Versos da mocidade (Vicente de Carvalho, 1912)/Ardentias/Primavera
Hoje, eu quiz escrutar o seio da floresta,
Sentir o coração da primavera arfar
Em cada arbusto em flor, em cada ninho em festa,
No chão, nas frondes, no ar.
No céo completamente azul, rompêra o dia.

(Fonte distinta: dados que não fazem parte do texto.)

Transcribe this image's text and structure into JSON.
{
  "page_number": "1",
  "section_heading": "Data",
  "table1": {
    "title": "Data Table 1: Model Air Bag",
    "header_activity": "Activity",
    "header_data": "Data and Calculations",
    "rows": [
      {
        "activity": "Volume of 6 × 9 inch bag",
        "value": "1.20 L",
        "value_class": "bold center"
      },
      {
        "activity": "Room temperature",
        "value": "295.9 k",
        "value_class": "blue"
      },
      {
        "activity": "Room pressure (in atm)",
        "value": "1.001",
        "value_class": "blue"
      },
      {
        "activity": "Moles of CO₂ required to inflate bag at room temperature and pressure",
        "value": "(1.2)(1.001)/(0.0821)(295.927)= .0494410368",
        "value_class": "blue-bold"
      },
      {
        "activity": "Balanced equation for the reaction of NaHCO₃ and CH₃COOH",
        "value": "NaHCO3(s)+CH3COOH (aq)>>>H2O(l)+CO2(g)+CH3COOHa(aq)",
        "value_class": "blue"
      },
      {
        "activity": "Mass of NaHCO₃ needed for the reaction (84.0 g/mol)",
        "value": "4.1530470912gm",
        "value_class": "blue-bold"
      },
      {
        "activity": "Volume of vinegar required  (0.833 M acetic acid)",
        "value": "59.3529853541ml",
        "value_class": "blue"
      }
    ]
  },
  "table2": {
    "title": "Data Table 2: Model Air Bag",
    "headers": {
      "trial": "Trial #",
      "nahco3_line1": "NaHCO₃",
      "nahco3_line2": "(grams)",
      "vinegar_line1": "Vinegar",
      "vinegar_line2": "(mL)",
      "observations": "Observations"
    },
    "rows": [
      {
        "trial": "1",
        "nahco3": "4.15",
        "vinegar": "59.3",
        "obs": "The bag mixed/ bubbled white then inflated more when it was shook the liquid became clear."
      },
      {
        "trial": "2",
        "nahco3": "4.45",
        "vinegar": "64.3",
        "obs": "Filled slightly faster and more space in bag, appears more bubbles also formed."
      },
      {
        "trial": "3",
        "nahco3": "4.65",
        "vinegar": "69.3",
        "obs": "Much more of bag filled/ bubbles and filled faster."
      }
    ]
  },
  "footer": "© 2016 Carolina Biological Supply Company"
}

Que formoza manhã! Que alegre sol! A arajem
Era um perfume. O orvalho, em perolas, fuljia
No tremor da folhagem.
Voluptuozamente enlaçavam-se, rindo,
Pelos troncos senis, trepadeiras em flor,
Dos troncos á velhice ezausta repartindo
Uns bálsamos de amor;
E os troncos, ao calor daquela mocidade,
Da seiva que no tempo, inválida, se perde,
Riam-se, aqui, ali, na muda alacridade
De uma folha mais verde.
Borboletas, roçando apenas, de aza incerta,
A florecencia rôxo-azul dos manacás,
Depunham de corola em corola entreaberta
O seu beijo voraz.
Falavam-se de amor os passaros inquietos,
E palpitava em torno, em sussurrante adejo,
Nem eu sei si o rumor das azas dos insetos
Ou si o rumor de um beijo.
«Amor! Amor!» — dizia a natureza toda
Como louca de luz, de seiva, de paixão.
O vento desflorava os laranjais em roda...
E me lembrou então
Nosso noivado, ó tu cujo labio me espera,
O’ tu, formoza, ó tu, perfeita e bem querida,
Cujo beijo abrirá tambem a primavera
No chão da minha vida!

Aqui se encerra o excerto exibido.